4.4. Index columns can not participate in the calculation, keep the column "clean", such as from_unixtime (create_time) = ' 2014-05-29 ' can not be used to the index, the reason is very simple, B + trees are stored in the data table in the field values, but when retrieving, You need to apply all the elements to the function to be able to compare, obviously cost too much. So the statement should be written as Create_time = Unix_timestamp (' 2014-05-29 ');

4.5. Try to expand the index, do not create a new index. For example, the table already has the index of a, now want to add (a,b) index, then only need to modify the original index.

The above is a small set to introduce the MySQL use index to achieve query optimization, I hope to help everyone, if you have any questions please give me a message, small series will promptly reply to everyone. Here also thank you very much for the cloud Habitat Community website support!

Contact Us

The content source of this page is from Internet, which doesn't represent Alibaba Cloud's opinion; products and services mentioned on that page don't have any relationship with Alibaba Cloud. If the content of the page makes you feel confusing, please write us an email, we will handle the problem within 5 days after receiving your email.

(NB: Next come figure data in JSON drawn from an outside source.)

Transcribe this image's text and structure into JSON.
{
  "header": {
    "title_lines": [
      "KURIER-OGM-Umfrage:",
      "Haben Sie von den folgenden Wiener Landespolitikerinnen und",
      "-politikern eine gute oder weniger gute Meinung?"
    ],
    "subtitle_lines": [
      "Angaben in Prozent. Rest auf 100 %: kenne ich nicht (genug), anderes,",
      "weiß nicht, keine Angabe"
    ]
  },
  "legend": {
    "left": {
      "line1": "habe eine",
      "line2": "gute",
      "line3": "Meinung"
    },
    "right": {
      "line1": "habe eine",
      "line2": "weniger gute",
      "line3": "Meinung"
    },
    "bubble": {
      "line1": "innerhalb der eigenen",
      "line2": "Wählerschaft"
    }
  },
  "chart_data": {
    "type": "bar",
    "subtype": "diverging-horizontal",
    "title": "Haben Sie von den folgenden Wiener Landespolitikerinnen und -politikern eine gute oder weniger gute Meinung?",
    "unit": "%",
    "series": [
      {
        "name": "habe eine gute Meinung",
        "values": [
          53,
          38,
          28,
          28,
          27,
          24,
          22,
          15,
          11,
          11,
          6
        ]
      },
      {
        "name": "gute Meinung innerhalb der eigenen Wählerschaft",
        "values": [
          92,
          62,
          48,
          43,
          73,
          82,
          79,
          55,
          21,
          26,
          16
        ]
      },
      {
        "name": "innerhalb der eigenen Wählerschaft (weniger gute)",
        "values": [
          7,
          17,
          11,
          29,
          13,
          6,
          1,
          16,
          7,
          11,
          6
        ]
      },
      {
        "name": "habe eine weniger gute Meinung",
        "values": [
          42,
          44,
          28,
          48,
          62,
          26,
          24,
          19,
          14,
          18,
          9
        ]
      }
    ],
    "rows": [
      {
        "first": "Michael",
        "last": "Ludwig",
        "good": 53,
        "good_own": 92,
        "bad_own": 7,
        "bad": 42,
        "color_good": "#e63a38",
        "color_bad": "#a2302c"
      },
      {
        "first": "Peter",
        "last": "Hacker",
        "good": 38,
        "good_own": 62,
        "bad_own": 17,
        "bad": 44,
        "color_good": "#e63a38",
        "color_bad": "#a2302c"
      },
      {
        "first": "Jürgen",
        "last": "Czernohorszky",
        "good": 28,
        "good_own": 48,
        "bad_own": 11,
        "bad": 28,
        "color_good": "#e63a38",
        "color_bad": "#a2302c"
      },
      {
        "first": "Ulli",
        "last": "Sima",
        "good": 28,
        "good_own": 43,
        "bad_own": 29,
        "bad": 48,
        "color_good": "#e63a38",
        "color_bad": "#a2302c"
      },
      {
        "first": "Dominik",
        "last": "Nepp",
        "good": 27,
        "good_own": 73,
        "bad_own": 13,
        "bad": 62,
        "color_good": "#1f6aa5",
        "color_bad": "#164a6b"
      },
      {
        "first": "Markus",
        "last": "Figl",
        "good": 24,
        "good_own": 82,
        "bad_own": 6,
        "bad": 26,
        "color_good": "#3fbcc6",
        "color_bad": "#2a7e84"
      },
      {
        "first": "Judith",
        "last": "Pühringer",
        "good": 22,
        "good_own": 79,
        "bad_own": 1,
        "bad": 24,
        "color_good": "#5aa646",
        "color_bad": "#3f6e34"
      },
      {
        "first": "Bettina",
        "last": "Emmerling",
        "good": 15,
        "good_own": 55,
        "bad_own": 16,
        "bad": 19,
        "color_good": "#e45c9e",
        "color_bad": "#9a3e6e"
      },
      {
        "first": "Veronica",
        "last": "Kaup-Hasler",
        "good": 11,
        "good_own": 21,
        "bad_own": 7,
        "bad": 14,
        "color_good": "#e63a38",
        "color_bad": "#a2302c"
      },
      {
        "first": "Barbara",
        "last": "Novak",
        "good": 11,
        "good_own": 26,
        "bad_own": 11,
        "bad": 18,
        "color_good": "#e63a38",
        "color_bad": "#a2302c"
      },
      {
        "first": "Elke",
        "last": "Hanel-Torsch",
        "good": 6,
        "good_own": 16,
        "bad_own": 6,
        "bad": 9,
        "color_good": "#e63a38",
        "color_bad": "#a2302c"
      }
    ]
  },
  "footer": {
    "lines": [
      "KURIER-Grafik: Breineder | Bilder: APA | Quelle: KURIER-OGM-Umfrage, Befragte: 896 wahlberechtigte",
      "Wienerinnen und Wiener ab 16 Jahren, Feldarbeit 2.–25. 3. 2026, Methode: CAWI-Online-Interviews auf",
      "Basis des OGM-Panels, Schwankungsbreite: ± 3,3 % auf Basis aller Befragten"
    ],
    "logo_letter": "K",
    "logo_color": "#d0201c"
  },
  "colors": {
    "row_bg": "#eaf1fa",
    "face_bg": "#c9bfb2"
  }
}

If you find any instances of plagiarism from the community, please send an email to: info-contact@alibabacloud.com and provide relevant evidence. A staff member will contact you within 5 working days.

A Free Trial That Lets You Build Big!

Start building with 50+ products and up to 12 months usage for Elastic Compute Service

  • Sales Support

    1 on 1 presale consultation

  • After-Sales Support

    24/7 Technical Support 6 Free Tickets per Quarter Faster Response

  • Alibaba Cloud offers highly flexible support services tailored to meet your exact needs.